I really enjoy ESPN’s 30 for 30 documentaries. ‘Broke‘ is one of those documentaries. Here is a brief summary:
According to a 2009 Sports Illustrated article, 60 percent of former NBA players are broke within five years of retirement. By the time they have been retired for two years, 78% of former NFL players have gone bankrupt or are under financial stress. Sucked into bad investments, stalked by freeloaders, saddled with medical problems, and naturally prone to showing off, many pro athletes get shocked by harsh economic realities after years of living the high life. Drawing surprisingly vulnerable confessions from retired stars like Keith McCants, Bernie Kosar and Andre Rison, as well as Marvin Miller, the former executive director of the MLB Players Association, this fascinating documentary digs into the psychology of men whose competitive nature can carry them to victory on the field and ruin off it.
This was interesting documentary on many levels but one thing really stood out to me.
Several of the athletes discussed their motivation for frivolously spending money was COMPETITION.

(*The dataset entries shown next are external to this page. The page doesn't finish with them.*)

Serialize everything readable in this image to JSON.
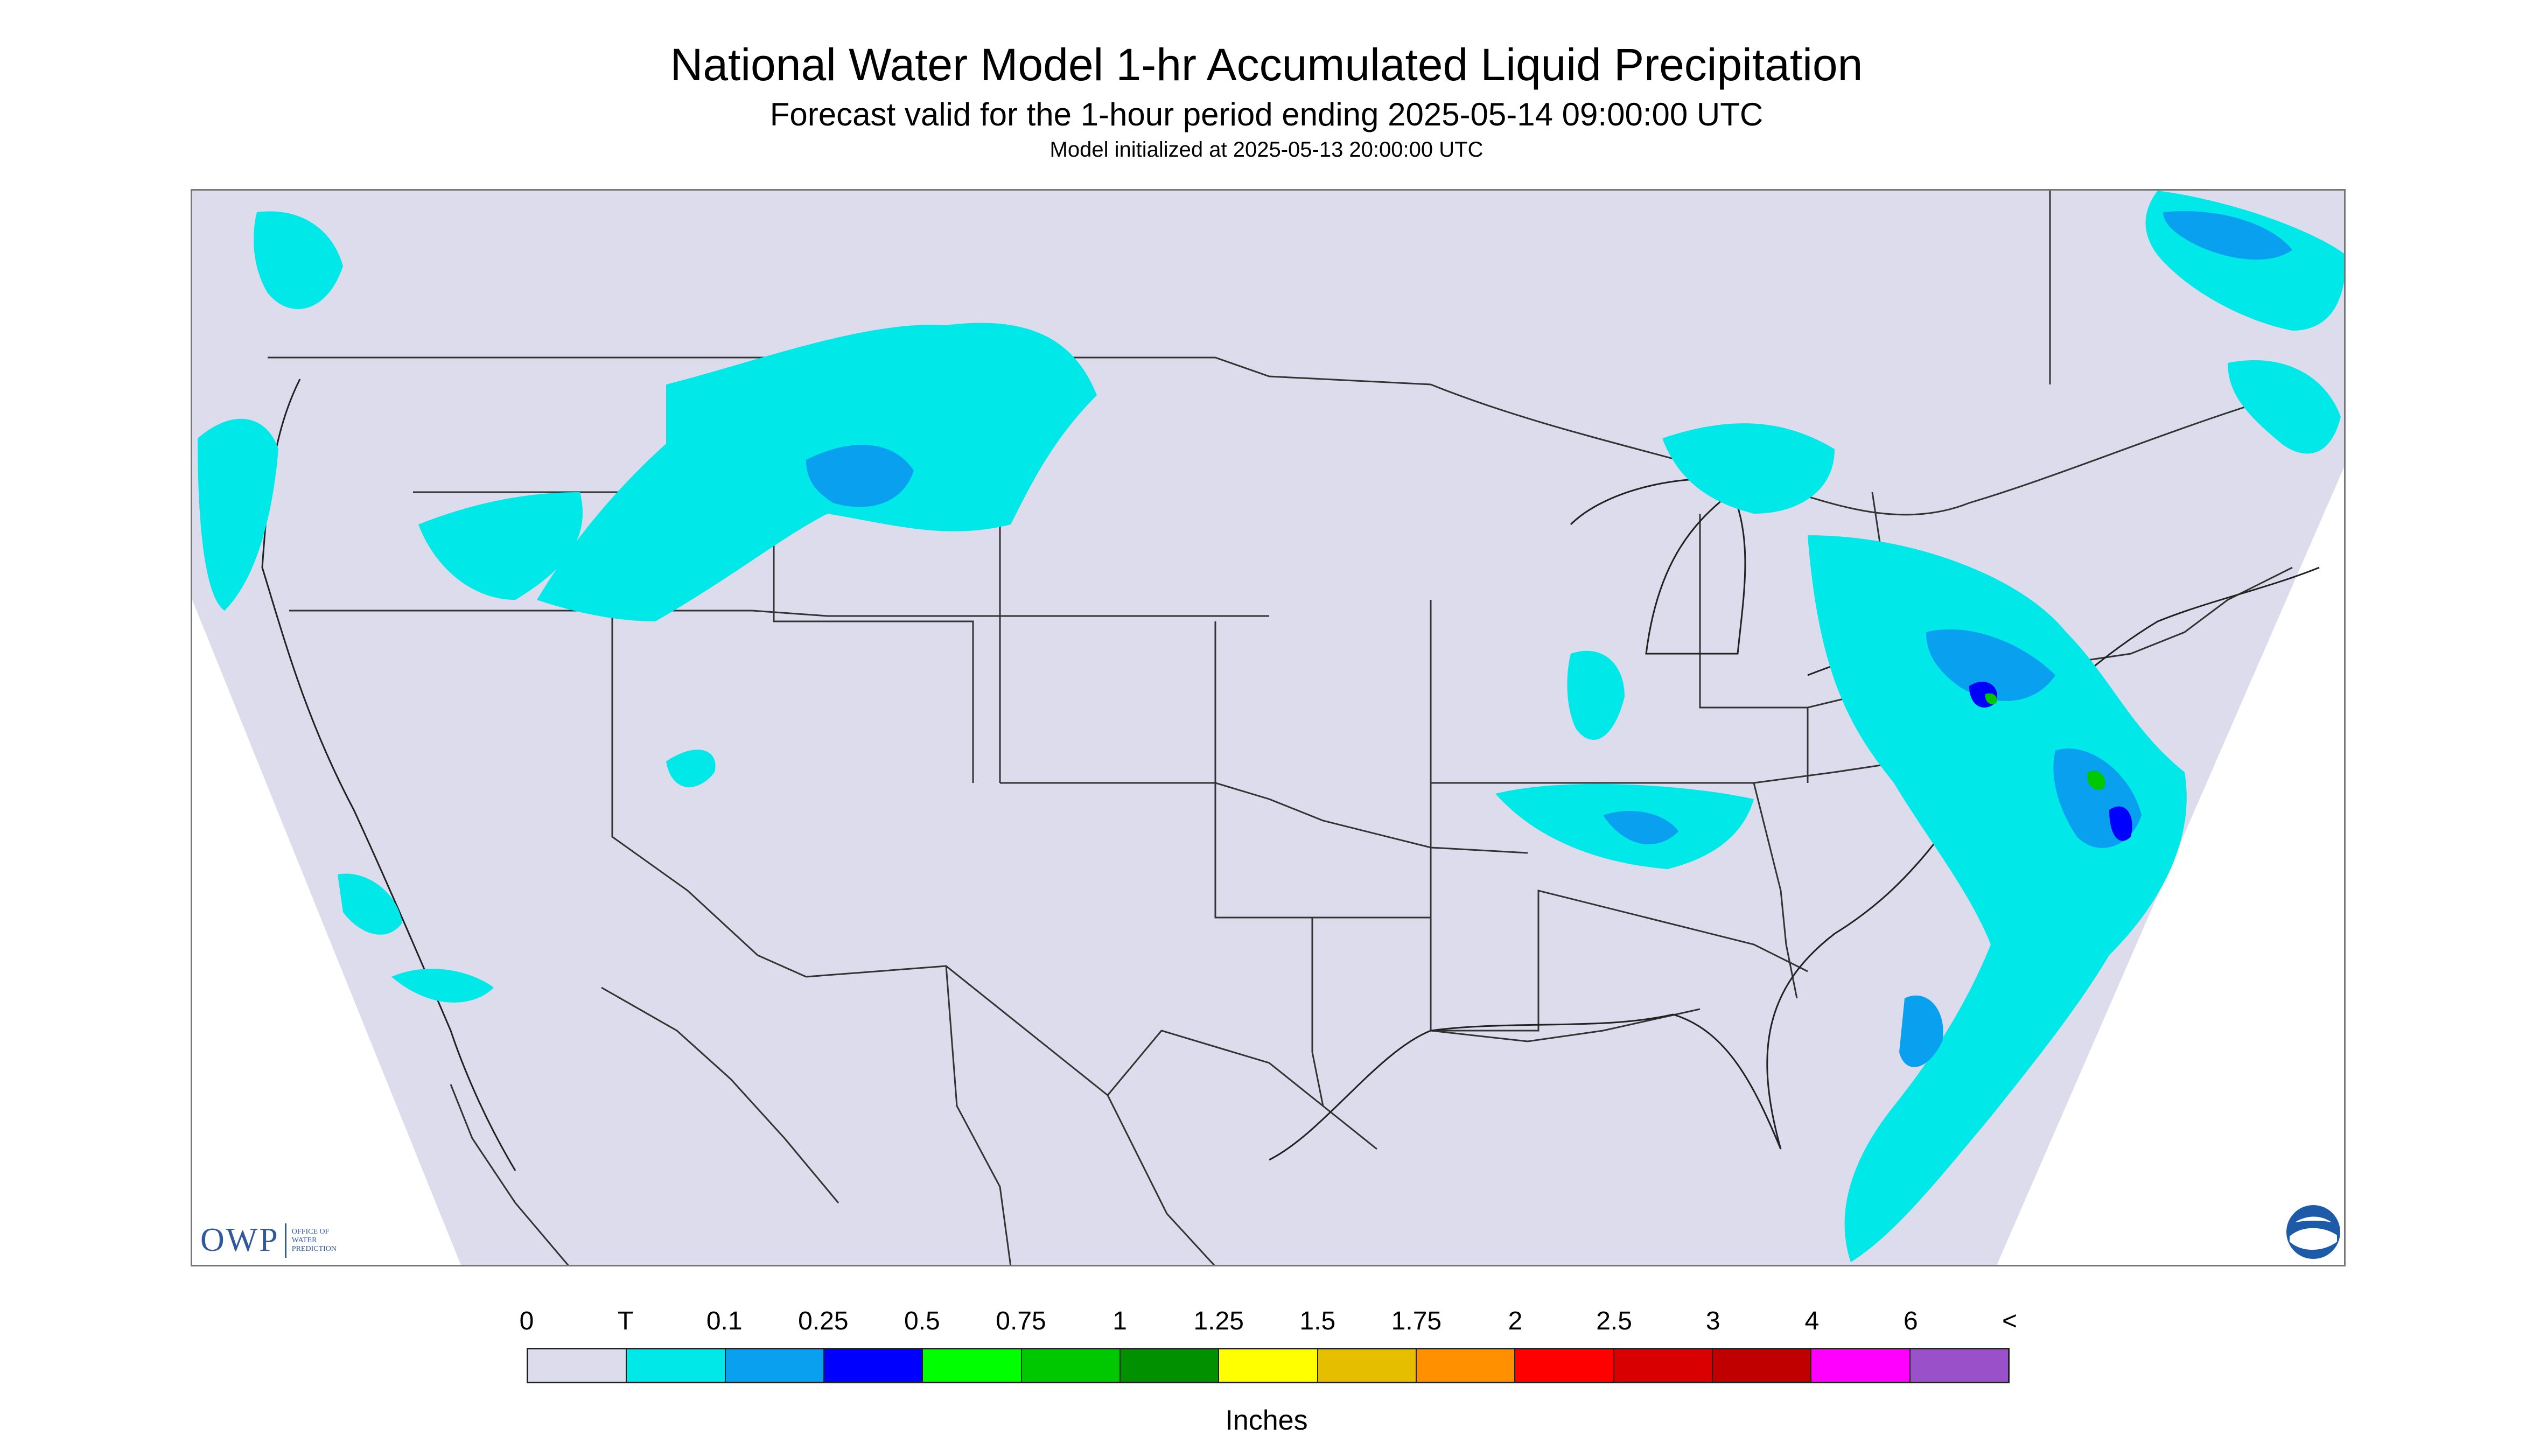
{
  "title": "National Water Model 1-hr Accumulated Liquid Precipitation",
  "subtitle": "Forecast valid for the 1-hour period ending 2025-05-14 09:00:00 UTC",
  "init_text": "Model initialized at 2025-05-13 20:00:00 UTC",
  "legend": {
    "labels": [
      "0",
      "T",
      "0.1",
      "0.25",
      "0.5",
      "0.75",
      "1",
      "1.25",
      "1.5",
      "1.75",
      "2",
      "2.5",
      "3",
      "4",
      "6",
      "<"
    ],
    "colors": [
      "#dcdcec",
      "#00e8e8",
      "#0aa0f0",
      "#0000ff",
      "#00ff00",
      "#00c800",
      "#009000",
      "#ffff00",
      "#e6be00",
      "#ff9000",
      "#ff0000",
      "#d80000",
      "#c00000",
      "#ff00ff",
      "#9a50c8"
    ],
    "units": "Inches"
  },
  "logos": {
    "owp_abbrev": "OWP",
    "owp_text": "OFFICE OF WATER PREDICTION",
    "noaa_text": "NOAA"
  },
  "map": {
    "no_data_color": "#ffffff",
    "land_color": "#dcdcec",
    "precip_colors": {
      "trace": "#00e8e8",
      "light": "#0aa0f0",
      "moderate": "#0000ff",
      "heavy": "#00c800"
    }
  }
}
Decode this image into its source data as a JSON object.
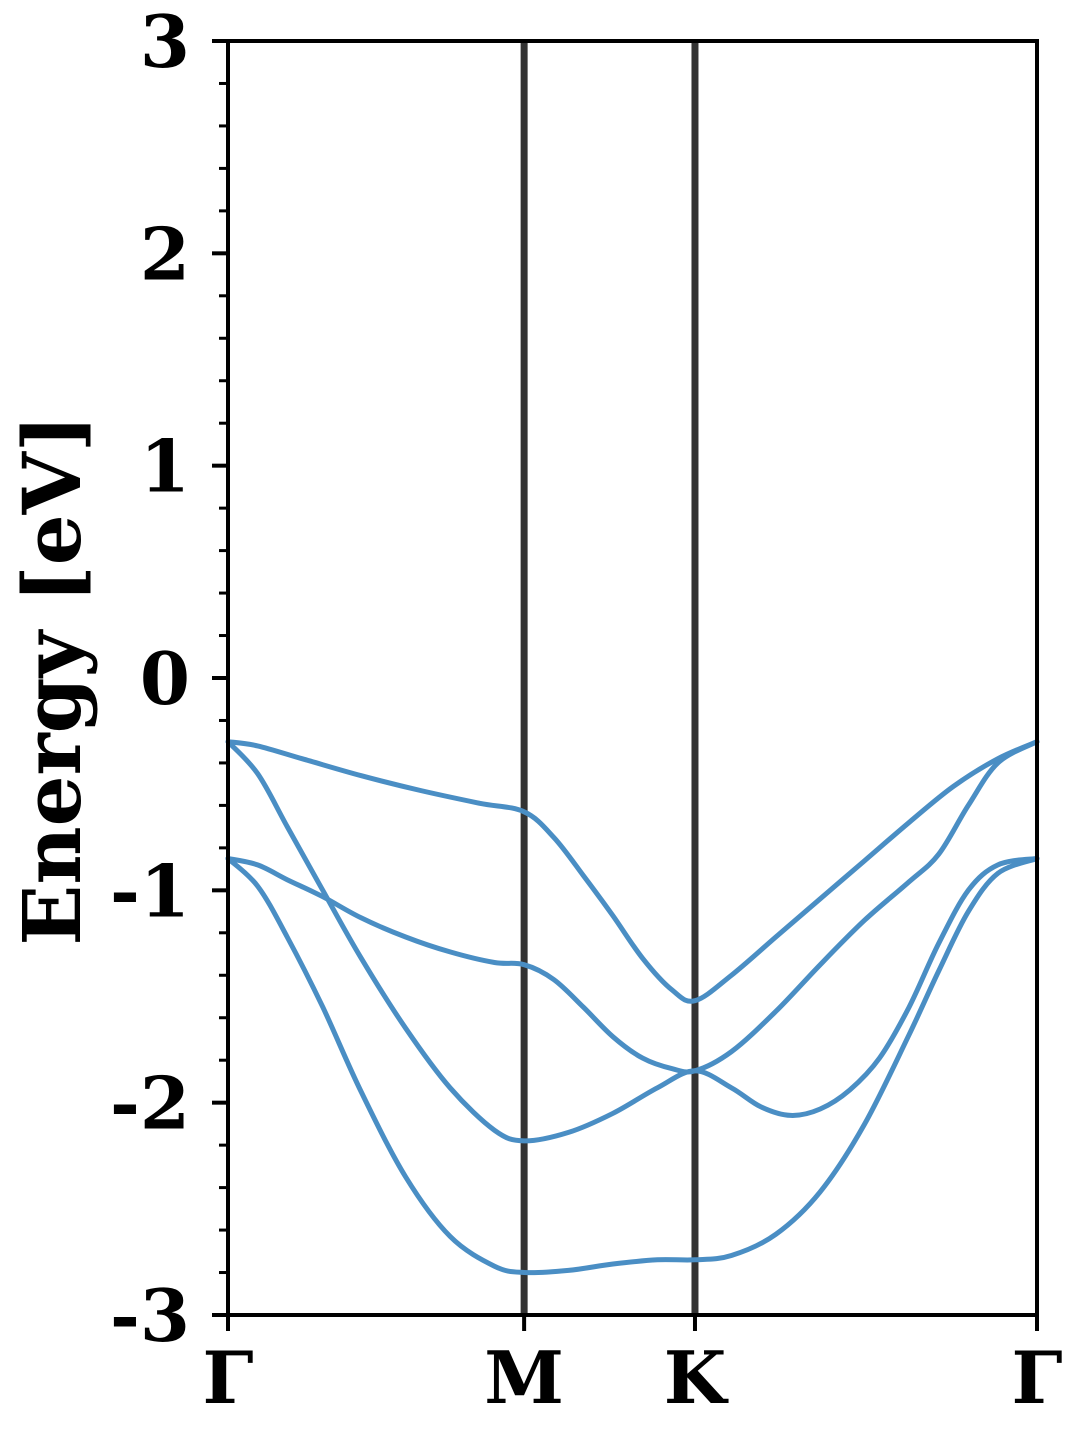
{
  "chart_data": {
    "type": "line",
    "title": "",
    "xlabel": "",
    "ylabel": "Energy [eV]",
    "ylim": [
      -3,
      3
    ],
    "y_ticks": [
      -3,
      -2,
      -1,
      0,
      1,
      2,
      3
    ],
    "y_tick_labels": [
      "-3",
      "-2",
      "-1",
      "0",
      "1",
      "2",
      "3"
    ],
    "y_minor_step": 0.2,
    "k_path": [
      {
        "label": "Γ",
        "x": 0.0
      },
      {
        "label": "M",
        "x": 1.0
      },
      {
        "label": "K",
        "x": 1.577
      },
      {
        "label": "Γ",
        "x": 2.732
      }
    ],
    "line_color": "#4a8ec4",
    "separator_color": "#333333",
    "grid": false,
    "series": [
      {
        "values": [
          {
            "x": 0.0,
            "y": -0.3
          },
          {
            "x": 0.1,
            "y": -0.32
          },
          {
            "x": 0.25,
            "y": -0.38
          },
          {
            "x": 0.45,
            "y": -0.46
          },
          {
            "x": 0.65,
            "y": -0.53
          },
          {
            "x": 0.85,
            "y": -0.59
          },
          {
            "x": 1.0,
            "y": -0.63
          },
          {
            "x": 1.1,
            "y": -0.75
          },
          {
            "x": 1.2,
            "y": -0.93
          },
          {
            "x": 1.3,
            "y": -1.12
          },
          {
            "x": 1.4,
            "y": -1.32
          },
          {
            "x": 1.5,
            "y": -1.47
          },
          {
            "x": 1.577,
            "y": -1.52
          },
          {
            "x": 1.7,
            "y": -1.4
          },
          {
            "x": 1.85,
            "y": -1.22
          },
          {
            "x": 2.0,
            "y": -1.04
          },
          {
            "x": 2.15,
            "y": -0.86
          },
          {
            "x": 2.3,
            "y": -0.68
          },
          {
            "x": 2.45,
            "y": -0.51
          },
          {
            "x": 2.6,
            "y": -0.38
          },
          {
            "x": 2.732,
            "y": -0.3
          }
        ]
      },
      {
        "values": [
          {
            "x": 0.0,
            "y": -0.3
          },
          {
            "x": 0.1,
            "y": -0.45
          },
          {
            "x": 0.2,
            "y": -0.7
          },
          {
            "x": 0.32,
            "y": -1.0
          },
          {
            "x": 0.45,
            "y": -1.32
          },
          {
            "x": 0.6,
            "y": -1.65
          },
          {
            "x": 0.75,
            "y": -1.93
          },
          {
            "x": 0.9,
            "y": -2.13
          },
          {
            "x": 1.0,
            "y": -2.18
          },
          {
            "x": 1.15,
            "y": -2.14
          },
          {
            "x": 1.3,
            "y": -2.05
          },
          {
            "x": 1.45,
            "y": -1.93
          },
          {
            "x": 1.577,
            "y": -1.85
          },
          {
            "x": 1.7,
            "y": -1.93
          },
          {
            "x": 1.8,
            "y": -2.02
          },
          {
            "x": 1.9,
            "y": -2.06
          },
          {
            "x": 2.0,
            "y": -2.03
          },
          {
            "x": 2.1,
            "y": -1.94
          },
          {
            "x": 2.2,
            "y": -1.79
          },
          {
            "x": 2.3,
            "y": -1.55
          },
          {
            "x": 2.4,
            "y": -1.25
          },
          {
            "x": 2.5,
            "y": -1.0
          },
          {
            "x": 2.6,
            "y": -0.88
          },
          {
            "x": 2.732,
            "y": -0.85
          }
        ]
      },
      {
        "values": [
          {
            "x": 0.0,
            "y": -0.85
          },
          {
            "x": 0.1,
            "y": -0.88
          },
          {
            "x": 0.2,
            "y": -0.95
          },
          {
            "x": 0.32,
            "y": -1.03
          },
          {
            "x": 0.45,
            "y": -1.13
          },
          {
            "x": 0.6,
            "y": -1.22
          },
          {
            "x": 0.75,
            "y": -1.29
          },
          {
            "x": 0.9,
            "y": -1.34
          },
          {
            "x": 1.0,
            "y": -1.35
          },
          {
            "x": 1.1,
            "y": -1.42
          },
          {
            "x": 1.2,
            "y": -1.55
          },
          {
            "x": 1.3,
            "y": -1.69
          },
          {
            "x": 1.4,
            "y": -1.79
          },
          {
            "x": 1.5,
            "y": -1.84
          },
          {
            "x": 1.577,
            "y": -1.85
          },
          {
            "x": 1.7,
            "y": -1.76
          },
          {
            "x": 1.85,
            "y": -1.57
          },
          {
            "x": 2.0,
            "y": -1.35
          },
          {
            "x": 2.15,
            "y": -1.14
          },
          {
            "x": 2.3,
            "y": -0.96
          },
          {
            "x": 2.4,
            "y": -0.83
          },
          {
            "x": 2.5,
            "y": -0.6
          },
          {
            "x": 2.6,
            "y": -0.4
          },
          {
            "x": 2.732,
            "y": -0.3
          }
        ]
      },
      {
        "values": [
          {
            "x": 0.0,
            "y": -0.85
          },
          {
            "x": 0.1,
            "y": -0.98
          },
          {
            "x": 0.2,
            "y": -1.22
          },
          {
            "x": 0.32,
            "y": -1.55
          },
          {
            "x": 0.45,
            "y": -1.95
          },
          {
            "x": 0.6,
            "y": -2.35
          },
          {
            "x": 0.75,
            "y": -2.63
          },
          {
            "x": 0.9,
            "y": -2.77
          },
          {
            "x": 1.0,
            "y": -2.8
          },
          {
            "x": 1.15,
            "y": -2.79
          },
          {
            "x": 1.3,
            "y": -2.76
          },
          {
            "x": 1.45,
            "y": -2.74
          },
          {
            "x": 1.577,
            "y": -2.74
          },
          {
            "x": 1.7,
            "y": -2.72
          },
          {
            "x": 1.85,
            "y": -2.62
          },
          {
            "x": 2.0,
            "y": -2.42
          },
          {
            "x": 2.15,
            "y": -2.1
          },
          {
            "x": 2.3,
            "y": -1.68
          },
          {
            "x": 2.4,
            "y": -1.38
          },
          {
            "x": 2.5,
            "y": -1.1
          },
          {
            "x": 2.6,
            "y": -0.92
          },
          {
            "x": 2.732,
            "y": -0.85
          }
        ]
      }
    ]
  }
}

They couldn’t allow other teammates to look as if they had more money than they did (even if it were true). A teammate having a nicer car, more spending cash in their pocket, or better jewelry was an invitation to a competition. And it’s a competition that no athlete likes to lose. These competitive juices would also lead many athletes to compulsive gambling. Sometimes players would lose up to $20,000 on a plane ride playing cards. There is a segment in the documentary where Michael Jordan is featured. As you may know, Jordan is known for having gambling problems. His father is quoted as saying, “Michael doesn’t have a gambling problem, he has a competition problem.”
This comment as well as what the athletes say drove their efforts leads me to a qualification. Competition is not the problem. Worldly or bad competition is the problem.
This distinction is one that important to make. Yet, I see this lack of distinction even by people I greatly respect, C.S. Lewis being one of them. In Mere Christianity he says:
“Pride gets no pleasure out of having something, only out of having more of it than the next man… It is the comparison that makes you proud: the pleasure of being above the rest. Once the element of competition is gone, pride is gone.”
C.S. Lewis is a great man, a mentor of mine from “afar.” I have read many of his books – several times. He is a fantastic writer, but I think he needs to add a word here.
“Once the element of worldly competition is gone, pride is gone.”
Without that addition and distinction between good and bad competition, the solution for Michael Jordan, or these athletes who spend all their money, or for you and me in our struggle with pride is the removal of competition.
At CSO, we think differently. We see a distinction between good and bad competition, a distinction we think very important. As such, competition is not bad. Competition is not the enemy and needs to be removed. Worldly or wrong competition is what needs to be removed.
Think of it this way. A composer writes a piece of music. Someone comes along and plays the notes in a different order or out of tune. The original score isn’t what is wrong. The way the person plays the music is what is wrong. To correct that person we don’t need to get rid of the music, we need to correct the way the person is playing the music.
Competition is like this. God built competition into the fabric or creation (see a Biblical view of competition). As God designed it, competition is supposed to be “striving with others.” We took that gift and distorted it to “striving against others.”
To use the musical metaphor, our competition today is largely “out of tune.” The solution isn’t getting rid of competition. The solution is getting people to “play the composition like it was originally composed.” People aren’t too competitive. (That is like saying someone is too musical.) People are too worldly or wrongly competitive.
We don’t need to get rid of competition. We need to redeem it. (See For the Love of the Game for more on redeeming competition and sports.)